Все это долгое и беспробудное время шерстистый мамонт лежал на темном заиленном дне озера, словно валун, упавший с утеса. Его причудливый путь, наполненный болью и страданиями, давно окончен. Его смерть не наблюдала ни одна пара глаз, ни одна пара ушей не слышала его предсмертный стон. И теперь он оказался в тайнике озера, где о его существовании не ведало ни одно живое существо. Он сохранил свой облик и словно спал, истерзанный, но все еще похожий на себя: мясо осталось на его костях, уши примерзли к голове, и даже его шерсть все еще была с ним.

Но когда озеро проснулось, проснулись и его обитатели, голодные и раздраженные долгой, изнуряющей спячкой, позабывшие вкус пищи и намеренные теперь досыта набить брюхо.
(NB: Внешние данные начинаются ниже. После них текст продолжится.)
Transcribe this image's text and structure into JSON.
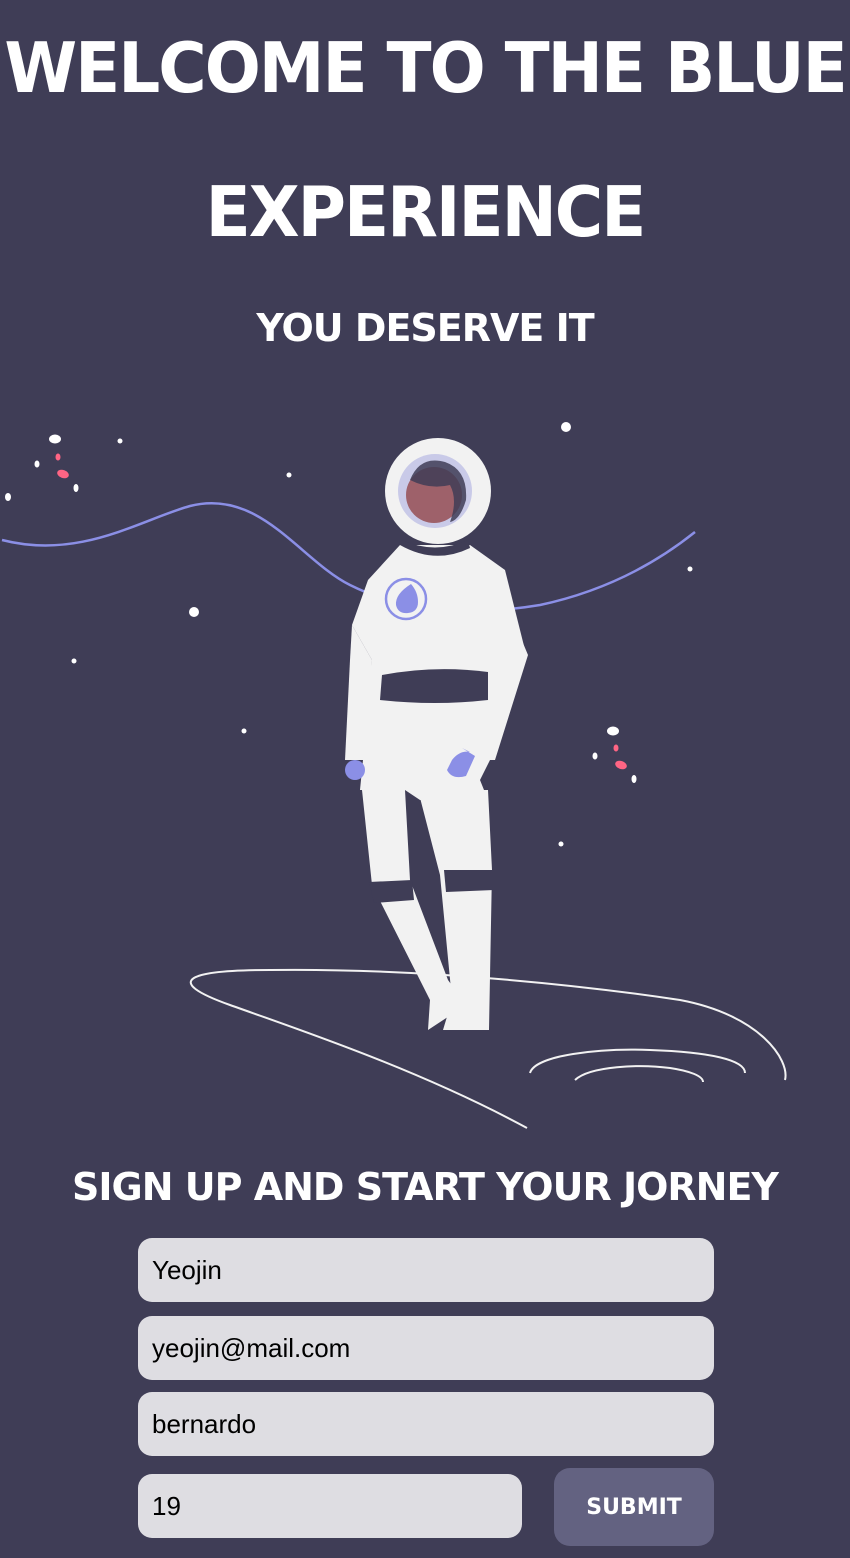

Озеро задвигалось, под толстой коркой льда закишела жизнь, забурлило и запузырилось пространство, и начался великий пир. Прожорливые косяки рыб набросились на мясо, сбереженное для них холодом, и не остановились, пока не обглодали каждую кость, большую и малую, пока вместо тугой плоти не остался лишь тяжелый, напитанный старой и новой водой, промерзший насквозь, как огромная рыбная клеть, остов.

Наступив на остров, ледник утопил передний его край, и то, что уцелело и прежде было высокими горами, теперь стало холмами, отброшенными далеко вглубь острова. Лед растаял, и берега стали просторнее, сформировались свободные подступы к морю, и ветер мог теперь беспрепятственно гулять по вновь образованным далям.
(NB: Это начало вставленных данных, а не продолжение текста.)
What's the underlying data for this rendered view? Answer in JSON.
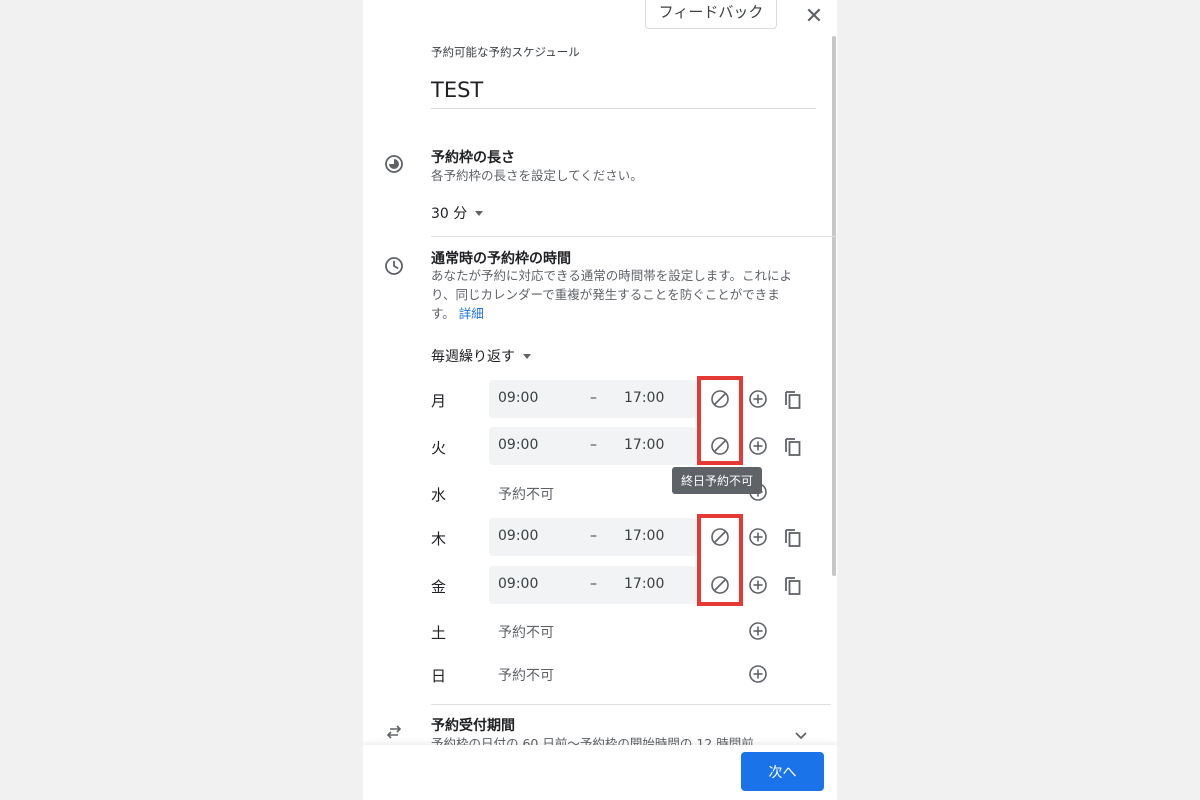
{
  "header": {
    "feedback_label": "フィードバック",
    "close_icon": "close-icon"
  },
  "schedule": {
    "title_label": "予約可能な予約スケジュール",
    "title_value": "TEST"
  },
  "slot_length": {
    "title": "予約枠の長さ",
    "description": "各予約枠の長さを設定してください。",
    "value": "30 分"
  },
  "general_availability": {
    "title": "通常時の予約枠の時間",
    "description_line1": "あなたが予約に対応できる通常の時間帯を設定します。これによ",
    "description_line2": "り、同じカレンダーで重複が発生することを防ぐことができま",
    "description_line3": "す。",
    "details_link": "詳細",
    "repeat_value": "毎週繰り返す",
    "days": [
      {
        "day": "月",
        "available": true,
        "start": "09:00",
        "dash": "–",
        "end": "17:00"
      },
      {
        "day": "火",
        "available": true,
        "start": "09:00",
        "dash": "–",
        "end": "17:00"
      },
      {
        "day": "水",
        "available": false,
        "text": "予約不可"
      },
      {
        "day": "木",
        "available": true,
        "start": "09:00",
        "dash": "–",
        "end": "17:00"
      },
      {
        "day": "金",
        "available": true,
        "start": "09:00",
        "dash": "–",
        "end": "17:00"
      },
      {
        "day": "土",
        "available": false,
        "text": "予約不可"
      },
      {
        "day": "日",
        "available": false,
        "text": "予約不可"
      }
    ],
    "tooltip": "終日予約不可"
  },
  "booking_window": {
    "title": "予約受付期間",
    "description": "予約枠の日付の 60 日前〜予約枠の開始時間の 12 時間前"
  },
  "footer": {
    "next_label": "次へ"
  },
  "colors": {
    "accent": "#1a73e8",
    "highlight": "#e53935"
  }
}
Озеро наполнилось, расправилось, стало шире, теперь ему недоставало места, и вот однажды, наступив на один свой край, оно снова вырвалось на свободу и устремилось к морю, прорезая позеленевшие долины, прокладывая путь широким бурлящим потоком туда, где могло напиться досыта.

Вода, как и прежде, побежала по венам Острова, оживляя его и топя остатки льда, сверкая и бурля под набиравшим силу солнцем, безудержным потоком прорывая по пути глубокие впадины, изменяя ландшафт. И когда вода ушла, оставив после себя пустые илистые кратеры, когда озеро опустело, излив себя без остатка, донеся до моря все, что хранилось на его дне, стали видны они – разрозненные, застрявшие в прибрежной почве белые кости великана.

Глава 11

Глава 11

В глубине рощи, к юго-западу от Дугласа, перекинулся через речку «Мост фей». Изогнувшись над водой, подобно древней пекторали, сложенный из плоского, растрескавшегося камня и покрытый изумрудными подпалинами мха, смахивающими на бархатистую кожу, не знавшую солнца, он почти врос в землю. Вокруг раскинулись заросли, по большей части папоротниковые, из-за близости воды растения непривычно тяжелы, их налитые влагой ветви покорно, словно преданные слуги, стелются по камням. Река в этом месте не шире полутора метров и вовсе не глубока, ее легко перепрыгнуть, если не боишься поскользнуться на зализанных дождями камнях и расшибить голову в кровь. Прутья деревьев оплетают нависшую кромку моста, маскируя ее листьями и молодыми побегами, запутывая взгляд случайного свидетеля.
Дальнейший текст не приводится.